Ainsi, El Mouhoub Mouhoud est professeur d’économie, et a officié au sein
de Terra Nova comme en atteste sa biographie. Terra Nova, think tank progressiste et parfaitement socialiste qui
aura fourni un havre de paix aux croustillantes notes pondues par des
sommités comme, en mars 2009, celle sur la gouvernance de campagne de Barack
Obama (on n’en sort pas) écrite par nul autre que … Arnaud Montebourg.
Ainsi, Xavier Ragot, professeur associé d’économie à
l’École d’économie de Paris, consultant auprès de la Banque de France, est aussi
le conseiller économique au sein du
cabinet… Montebourg.
Le monde est petit.
On comprend, certes, que le brave Arnaud ait pioché
parmi ses proches pour réaliser un outil dont tout indique qu’il sera d’une
impartialité redoutable, avec une finesse de calcul et des conclusions dont
on se doute qu’elles permettront aux chefs d’entreprises de prendre les bonnes
décisions, en toutes connaissances de cause. Mais on se prend à
s’interroger sur l’éventuelle rémunération afférente à ce développement. On
ne peut s’empêcher de se demander si ce beau logiciel a bénéficié d’une saine
mise en concurrence, d’un appel d’offre public. Et s’il fut fait gracieusement,
gratuitement, pourquoi fut-ce celui-ci qui fut retenu et pas un autre ? Le
code source sera-t-il rendu public (pour rire) ?
Avec ces
gadgets, ces effets d’annonce, ces dépenses dont on peine à voir vraiment
l’utilité, on en arrive à la conclusion habituelle à la suite de ce genre
d’exercices ministériels : tout ceci est plus destiné à occuper l’espace
médiatique qu’à redynamiser quoi que ce soit. Apparemment, des entreprises
ont fait le choix, toutes seules comme des grandes, de relocaliser, ce qui
n’a pas coûté un rond au contribuable.

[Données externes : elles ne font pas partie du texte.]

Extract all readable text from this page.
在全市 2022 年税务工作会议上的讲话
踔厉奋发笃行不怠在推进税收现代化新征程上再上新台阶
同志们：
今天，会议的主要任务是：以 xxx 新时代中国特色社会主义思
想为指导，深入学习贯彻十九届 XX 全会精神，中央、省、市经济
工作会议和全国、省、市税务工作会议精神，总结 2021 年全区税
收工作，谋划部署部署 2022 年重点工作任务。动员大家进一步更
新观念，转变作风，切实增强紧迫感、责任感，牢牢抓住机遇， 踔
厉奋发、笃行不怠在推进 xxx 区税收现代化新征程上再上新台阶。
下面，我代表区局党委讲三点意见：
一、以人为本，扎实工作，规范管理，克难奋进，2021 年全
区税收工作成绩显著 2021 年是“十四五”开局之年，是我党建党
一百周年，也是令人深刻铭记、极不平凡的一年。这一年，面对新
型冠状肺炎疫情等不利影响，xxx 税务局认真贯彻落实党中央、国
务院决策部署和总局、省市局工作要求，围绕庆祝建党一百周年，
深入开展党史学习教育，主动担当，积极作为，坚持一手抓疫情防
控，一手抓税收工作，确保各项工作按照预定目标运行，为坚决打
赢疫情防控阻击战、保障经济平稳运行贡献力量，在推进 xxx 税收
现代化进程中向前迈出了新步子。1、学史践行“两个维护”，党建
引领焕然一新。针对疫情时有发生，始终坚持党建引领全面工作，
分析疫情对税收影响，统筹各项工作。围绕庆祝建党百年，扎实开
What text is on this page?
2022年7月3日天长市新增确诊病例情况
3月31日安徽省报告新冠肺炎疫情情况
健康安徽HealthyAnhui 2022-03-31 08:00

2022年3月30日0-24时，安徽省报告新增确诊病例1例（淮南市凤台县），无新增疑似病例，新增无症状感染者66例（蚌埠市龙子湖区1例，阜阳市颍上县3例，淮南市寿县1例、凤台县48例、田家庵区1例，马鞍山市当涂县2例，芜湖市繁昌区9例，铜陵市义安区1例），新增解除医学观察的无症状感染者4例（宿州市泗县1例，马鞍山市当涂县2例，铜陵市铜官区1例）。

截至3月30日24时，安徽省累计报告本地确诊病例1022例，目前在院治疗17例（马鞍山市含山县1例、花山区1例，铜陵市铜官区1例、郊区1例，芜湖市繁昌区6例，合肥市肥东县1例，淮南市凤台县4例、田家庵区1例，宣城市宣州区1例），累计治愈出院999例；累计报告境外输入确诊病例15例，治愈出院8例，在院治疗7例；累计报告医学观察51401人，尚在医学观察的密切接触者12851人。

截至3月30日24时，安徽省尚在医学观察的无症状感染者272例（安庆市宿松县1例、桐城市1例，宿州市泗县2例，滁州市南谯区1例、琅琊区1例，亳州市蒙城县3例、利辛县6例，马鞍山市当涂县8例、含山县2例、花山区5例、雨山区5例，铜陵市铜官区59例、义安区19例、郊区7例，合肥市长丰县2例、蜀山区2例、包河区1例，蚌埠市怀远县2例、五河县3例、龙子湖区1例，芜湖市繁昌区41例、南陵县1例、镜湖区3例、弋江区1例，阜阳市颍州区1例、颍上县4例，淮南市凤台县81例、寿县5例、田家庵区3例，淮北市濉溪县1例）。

La meilleure méthode et la plus
efficace pour rendre la France attractive n’est pas de dilapider l’argent
public, de pondre un logiciel 2.0 ou de créer 22 emplois (un par région)
payés sur les deniers de la République, mais d’abaisser les coûts des
entreprises sur place, d’arrêter de les massacrer d’impôts pour financer,
justement, toute la kyrielles de bricolages ridicules de ce ministère et des
autres.
Et bien
évidemment, ce conseil (gratuit) étant soigneusement évité et oublié, ce
gouvernement continuera sa route dans la mauvaise direction. Ce pays est
foutu.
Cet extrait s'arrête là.